Considering the rapidly improving restaurant market, a customer’s intention to revisit particular restaurants have been consistently addressed. Because the intention to revisit is one of the most effective predictors of service success, marketing and management primarily focus on intention. For instance, Kumar et al.  explored customers’ intention to revisit online food delivery applications through two theoretical frameworks: the stimulus-organism-response and pleasure arousal dominance theories. Based on 446 responses, the mediating roles of pleasure and arousal as well as the indirect determinant of aesthetic formality on revisit intention were confirmed with good fit indices [RMSEA (root mean square error of approximation) = 0.06, CFI (comparative fit index) = 0.92].
Rajput and Gahfoor  studied customers’ intention to revisit fast food restaurants through the responses of 433 customers. Considering the conceptual research framework including food/service/environment quality and customer satisfaction, the structural results confirmed the direct motivations of customer satisfaction (0.528) and word of mouth (0.312), indirect factors, and the three quality dimensions.
Han et al.  investigated the relationship between revisit intention, perceived satisfaction, consumption emotions, and switching barriers through structural path analysis and qualitative approaches. With 406 validated samples in the United States, the moderating effect of customer satisfaction (\(\beta\) = 0.71) and the significant roles of comfort and annoyance on revisit intention were examined.
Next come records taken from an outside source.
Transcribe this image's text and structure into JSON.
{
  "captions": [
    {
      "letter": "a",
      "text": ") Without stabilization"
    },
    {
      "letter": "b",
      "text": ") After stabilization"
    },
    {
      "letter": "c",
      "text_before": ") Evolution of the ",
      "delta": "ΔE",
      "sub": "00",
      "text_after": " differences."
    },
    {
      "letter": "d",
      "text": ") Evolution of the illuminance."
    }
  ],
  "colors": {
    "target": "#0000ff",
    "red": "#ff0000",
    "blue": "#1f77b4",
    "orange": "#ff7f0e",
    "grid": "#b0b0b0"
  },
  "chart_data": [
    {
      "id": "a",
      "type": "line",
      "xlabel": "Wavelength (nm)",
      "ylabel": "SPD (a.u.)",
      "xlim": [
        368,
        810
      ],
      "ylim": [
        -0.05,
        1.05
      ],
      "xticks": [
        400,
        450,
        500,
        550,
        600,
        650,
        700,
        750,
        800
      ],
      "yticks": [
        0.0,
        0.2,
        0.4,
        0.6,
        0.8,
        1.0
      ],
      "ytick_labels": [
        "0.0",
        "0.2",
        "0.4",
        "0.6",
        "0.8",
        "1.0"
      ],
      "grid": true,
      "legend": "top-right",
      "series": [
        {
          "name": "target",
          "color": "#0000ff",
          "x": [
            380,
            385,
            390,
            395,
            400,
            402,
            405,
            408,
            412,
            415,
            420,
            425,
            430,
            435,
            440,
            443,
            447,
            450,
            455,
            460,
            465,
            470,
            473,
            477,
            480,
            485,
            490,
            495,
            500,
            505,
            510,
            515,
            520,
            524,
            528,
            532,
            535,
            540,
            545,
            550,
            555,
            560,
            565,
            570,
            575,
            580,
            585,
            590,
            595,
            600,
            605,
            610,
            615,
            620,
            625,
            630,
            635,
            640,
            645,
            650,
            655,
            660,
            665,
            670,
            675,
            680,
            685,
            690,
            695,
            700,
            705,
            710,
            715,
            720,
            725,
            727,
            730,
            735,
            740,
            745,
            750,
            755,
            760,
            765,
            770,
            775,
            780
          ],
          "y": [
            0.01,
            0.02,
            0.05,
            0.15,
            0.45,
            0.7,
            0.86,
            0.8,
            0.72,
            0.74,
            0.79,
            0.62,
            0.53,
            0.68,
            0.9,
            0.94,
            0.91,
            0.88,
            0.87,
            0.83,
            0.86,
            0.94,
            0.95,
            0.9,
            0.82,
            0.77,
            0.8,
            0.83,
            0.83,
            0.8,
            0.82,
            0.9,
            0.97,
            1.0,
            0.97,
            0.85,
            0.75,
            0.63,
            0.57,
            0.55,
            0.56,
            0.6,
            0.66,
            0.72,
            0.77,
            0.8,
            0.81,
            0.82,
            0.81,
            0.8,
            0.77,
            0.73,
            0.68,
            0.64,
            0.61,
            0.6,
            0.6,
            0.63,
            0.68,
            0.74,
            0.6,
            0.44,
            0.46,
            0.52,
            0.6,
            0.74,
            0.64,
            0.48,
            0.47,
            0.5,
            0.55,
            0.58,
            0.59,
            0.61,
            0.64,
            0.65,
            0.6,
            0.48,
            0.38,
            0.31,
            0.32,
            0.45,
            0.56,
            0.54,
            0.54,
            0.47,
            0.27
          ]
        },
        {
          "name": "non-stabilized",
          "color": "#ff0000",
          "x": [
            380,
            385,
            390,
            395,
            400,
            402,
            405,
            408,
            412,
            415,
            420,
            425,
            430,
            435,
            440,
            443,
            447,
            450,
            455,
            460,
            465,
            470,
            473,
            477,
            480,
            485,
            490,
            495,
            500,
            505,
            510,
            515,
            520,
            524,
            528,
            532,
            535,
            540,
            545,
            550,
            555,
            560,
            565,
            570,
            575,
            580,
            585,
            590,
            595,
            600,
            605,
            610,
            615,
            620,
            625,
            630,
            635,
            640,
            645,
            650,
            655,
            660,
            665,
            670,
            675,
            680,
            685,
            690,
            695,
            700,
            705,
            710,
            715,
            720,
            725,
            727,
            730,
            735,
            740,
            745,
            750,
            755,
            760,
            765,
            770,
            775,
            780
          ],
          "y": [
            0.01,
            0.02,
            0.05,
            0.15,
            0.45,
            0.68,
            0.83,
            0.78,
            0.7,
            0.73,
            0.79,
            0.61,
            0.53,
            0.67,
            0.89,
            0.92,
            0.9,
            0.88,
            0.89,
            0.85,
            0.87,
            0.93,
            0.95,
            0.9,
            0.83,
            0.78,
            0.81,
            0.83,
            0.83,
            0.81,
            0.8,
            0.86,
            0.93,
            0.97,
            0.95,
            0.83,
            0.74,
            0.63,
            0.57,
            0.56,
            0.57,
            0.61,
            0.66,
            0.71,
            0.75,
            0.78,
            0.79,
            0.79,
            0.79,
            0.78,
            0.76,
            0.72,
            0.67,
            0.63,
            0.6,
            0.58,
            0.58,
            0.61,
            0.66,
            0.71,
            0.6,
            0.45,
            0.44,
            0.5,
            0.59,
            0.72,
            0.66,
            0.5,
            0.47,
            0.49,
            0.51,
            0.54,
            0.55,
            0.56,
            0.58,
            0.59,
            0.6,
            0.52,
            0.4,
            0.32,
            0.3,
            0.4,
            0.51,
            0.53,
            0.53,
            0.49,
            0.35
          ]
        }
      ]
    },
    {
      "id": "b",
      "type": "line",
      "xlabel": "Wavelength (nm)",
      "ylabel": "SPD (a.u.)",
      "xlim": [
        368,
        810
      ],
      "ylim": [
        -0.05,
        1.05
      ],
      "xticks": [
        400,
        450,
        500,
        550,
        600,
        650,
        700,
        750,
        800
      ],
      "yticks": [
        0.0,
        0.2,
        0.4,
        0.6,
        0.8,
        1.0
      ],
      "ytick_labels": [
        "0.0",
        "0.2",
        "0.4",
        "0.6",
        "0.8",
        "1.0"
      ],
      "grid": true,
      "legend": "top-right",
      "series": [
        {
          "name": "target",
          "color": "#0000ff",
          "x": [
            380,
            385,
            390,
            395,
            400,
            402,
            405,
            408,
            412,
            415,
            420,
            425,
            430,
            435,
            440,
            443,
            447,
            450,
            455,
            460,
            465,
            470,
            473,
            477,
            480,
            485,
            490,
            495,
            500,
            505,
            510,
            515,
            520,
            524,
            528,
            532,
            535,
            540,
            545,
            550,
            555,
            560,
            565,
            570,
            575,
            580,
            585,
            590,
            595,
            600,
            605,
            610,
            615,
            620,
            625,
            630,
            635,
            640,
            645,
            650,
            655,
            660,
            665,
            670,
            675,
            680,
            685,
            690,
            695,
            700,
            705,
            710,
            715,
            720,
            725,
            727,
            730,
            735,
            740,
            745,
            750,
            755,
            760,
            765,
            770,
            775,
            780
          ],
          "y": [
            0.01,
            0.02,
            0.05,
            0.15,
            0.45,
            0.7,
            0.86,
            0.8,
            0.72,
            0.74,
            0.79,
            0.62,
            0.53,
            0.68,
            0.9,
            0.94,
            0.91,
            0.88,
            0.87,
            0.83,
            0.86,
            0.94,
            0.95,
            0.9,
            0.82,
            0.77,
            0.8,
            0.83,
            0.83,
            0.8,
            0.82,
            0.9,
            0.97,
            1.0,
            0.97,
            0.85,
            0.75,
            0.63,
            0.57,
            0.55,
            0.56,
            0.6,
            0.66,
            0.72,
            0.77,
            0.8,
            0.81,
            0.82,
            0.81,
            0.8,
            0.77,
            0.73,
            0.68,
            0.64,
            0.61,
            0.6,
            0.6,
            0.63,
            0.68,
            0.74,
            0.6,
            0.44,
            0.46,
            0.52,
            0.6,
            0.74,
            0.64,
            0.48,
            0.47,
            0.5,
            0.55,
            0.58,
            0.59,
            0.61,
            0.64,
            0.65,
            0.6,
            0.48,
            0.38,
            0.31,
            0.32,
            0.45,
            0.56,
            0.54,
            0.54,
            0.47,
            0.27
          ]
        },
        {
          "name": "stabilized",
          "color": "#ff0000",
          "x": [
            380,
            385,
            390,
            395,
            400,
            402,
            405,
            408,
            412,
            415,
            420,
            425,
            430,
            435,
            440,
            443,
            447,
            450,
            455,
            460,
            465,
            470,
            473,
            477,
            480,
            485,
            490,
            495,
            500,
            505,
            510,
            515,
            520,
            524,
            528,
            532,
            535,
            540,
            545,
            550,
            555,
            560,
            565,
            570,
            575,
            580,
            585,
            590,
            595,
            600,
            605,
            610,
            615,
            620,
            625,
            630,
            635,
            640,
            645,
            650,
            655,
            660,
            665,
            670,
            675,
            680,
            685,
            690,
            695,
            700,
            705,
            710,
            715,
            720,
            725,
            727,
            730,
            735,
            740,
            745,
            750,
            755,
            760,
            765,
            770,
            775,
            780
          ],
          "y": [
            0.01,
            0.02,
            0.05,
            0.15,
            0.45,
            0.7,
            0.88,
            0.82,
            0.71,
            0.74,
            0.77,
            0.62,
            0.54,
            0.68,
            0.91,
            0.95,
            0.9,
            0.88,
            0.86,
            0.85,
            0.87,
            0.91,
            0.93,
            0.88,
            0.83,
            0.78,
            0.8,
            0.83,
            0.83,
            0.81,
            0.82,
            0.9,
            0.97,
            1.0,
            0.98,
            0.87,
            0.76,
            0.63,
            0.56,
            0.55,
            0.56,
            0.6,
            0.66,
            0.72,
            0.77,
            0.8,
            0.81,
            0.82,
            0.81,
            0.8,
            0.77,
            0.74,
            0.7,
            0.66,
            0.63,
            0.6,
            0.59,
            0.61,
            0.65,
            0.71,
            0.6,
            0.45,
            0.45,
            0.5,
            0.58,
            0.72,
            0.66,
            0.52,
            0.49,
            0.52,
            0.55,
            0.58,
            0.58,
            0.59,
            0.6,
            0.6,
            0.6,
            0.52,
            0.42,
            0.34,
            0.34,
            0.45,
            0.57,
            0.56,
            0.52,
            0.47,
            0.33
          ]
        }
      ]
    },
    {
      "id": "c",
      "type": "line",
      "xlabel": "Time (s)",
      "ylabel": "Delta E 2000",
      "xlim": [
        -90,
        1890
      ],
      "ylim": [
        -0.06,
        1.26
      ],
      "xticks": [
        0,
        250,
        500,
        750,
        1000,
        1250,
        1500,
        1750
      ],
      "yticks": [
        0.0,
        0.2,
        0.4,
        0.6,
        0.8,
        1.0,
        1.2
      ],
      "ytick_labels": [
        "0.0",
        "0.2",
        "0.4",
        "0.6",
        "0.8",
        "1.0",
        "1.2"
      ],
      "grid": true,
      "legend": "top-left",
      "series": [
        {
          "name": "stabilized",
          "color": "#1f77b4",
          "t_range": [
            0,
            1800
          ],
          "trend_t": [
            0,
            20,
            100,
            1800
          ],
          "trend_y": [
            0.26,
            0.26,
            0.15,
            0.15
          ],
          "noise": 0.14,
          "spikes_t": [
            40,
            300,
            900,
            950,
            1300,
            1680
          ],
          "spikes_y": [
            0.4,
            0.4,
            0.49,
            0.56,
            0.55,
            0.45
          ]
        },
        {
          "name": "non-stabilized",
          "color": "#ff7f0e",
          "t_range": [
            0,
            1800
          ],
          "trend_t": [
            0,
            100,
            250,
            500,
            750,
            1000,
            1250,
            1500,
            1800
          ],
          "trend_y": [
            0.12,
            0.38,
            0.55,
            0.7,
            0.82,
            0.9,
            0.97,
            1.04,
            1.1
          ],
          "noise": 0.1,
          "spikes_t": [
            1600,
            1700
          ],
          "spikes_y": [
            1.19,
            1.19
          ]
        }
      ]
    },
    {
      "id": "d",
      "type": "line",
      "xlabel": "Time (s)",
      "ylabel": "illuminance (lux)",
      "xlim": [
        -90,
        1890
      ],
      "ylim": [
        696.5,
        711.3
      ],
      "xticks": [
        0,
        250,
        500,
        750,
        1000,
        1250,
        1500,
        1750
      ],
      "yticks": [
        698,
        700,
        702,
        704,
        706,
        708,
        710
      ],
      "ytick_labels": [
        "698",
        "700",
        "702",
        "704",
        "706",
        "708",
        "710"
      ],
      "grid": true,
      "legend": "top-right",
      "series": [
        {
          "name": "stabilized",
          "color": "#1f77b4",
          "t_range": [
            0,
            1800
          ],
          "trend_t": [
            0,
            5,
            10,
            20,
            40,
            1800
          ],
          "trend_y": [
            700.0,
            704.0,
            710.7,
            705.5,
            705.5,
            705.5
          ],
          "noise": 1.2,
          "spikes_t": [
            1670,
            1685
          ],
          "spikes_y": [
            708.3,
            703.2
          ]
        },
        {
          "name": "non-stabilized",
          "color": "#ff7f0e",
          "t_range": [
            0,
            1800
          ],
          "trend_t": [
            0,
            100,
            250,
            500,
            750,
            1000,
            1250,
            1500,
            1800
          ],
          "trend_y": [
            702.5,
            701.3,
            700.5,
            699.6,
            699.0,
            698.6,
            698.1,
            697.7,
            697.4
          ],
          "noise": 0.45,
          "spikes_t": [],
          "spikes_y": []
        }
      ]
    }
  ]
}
Meng and Choi  introduced a research model that analyzes customer’ behavioral intention to revisit theme restaurants, based on the theory of planned behavior. Based on the results of an on-site survey with 357 customers, it was concluded their attitude and involvement play a mediating role in determining their intention to revisit.
Although several scholars have focused on addressing customer revisit behavior , there are several limitations. One such limitation is that there are a huge number of factors, which can have notable impacts on the academic generalization of customer revisits. In addition, it is too difficult to address customer ‘actual revisits’ with traditional data-driven approaches.
Due to the rapidly improved data-driven approaches and technologies for analyzing customer behavior, several recent scholars have addressed the “exact” and ”direct” meanings of customer revisit. Furthermore, recent data analytics, as well as machine and deep learning approaches have allowed researchers to analyze customer revisits. For example, Hwang et al.  collected the responses of 133,872 airline service customers, extracted user experience features from customers’ responses, and investigated whether each customer revisits the same airline. User experience dimensions are based on machine learning approaches. They presented that an 83.42% accuracy is achieved in predicting customer revisits in terms of airline services.
Kim and Lee  also proposed a systematic framework for predicting customer revisit intention for seven flagship stores. Based on three feature groups—upcoming events, group movements, and store accessibility with approximately 3.75 unique customers in the stores—67–80% accuracy was achieved in predicting customer revisits using the XGBoost classifier.
Kim et al.  also proposed a deep neural network framework to address customer repurchase behavior. Considering a 2-year survey including 119,923 (the first round) and 74,088 (the second round) respondents, and the framework integrated by the three sub-modules of long short-term memory (LSTM) (customer comments), convolutional neural network (CNN) (model images), and deep convolutional neural network layers (evaluation rating with brands), 95.13% recall, 94.18% F1-score, 93.25% precision (same brand), and 90.71% accuracy were achieved in predicting whether each customer purchases a smartphone from the same brand.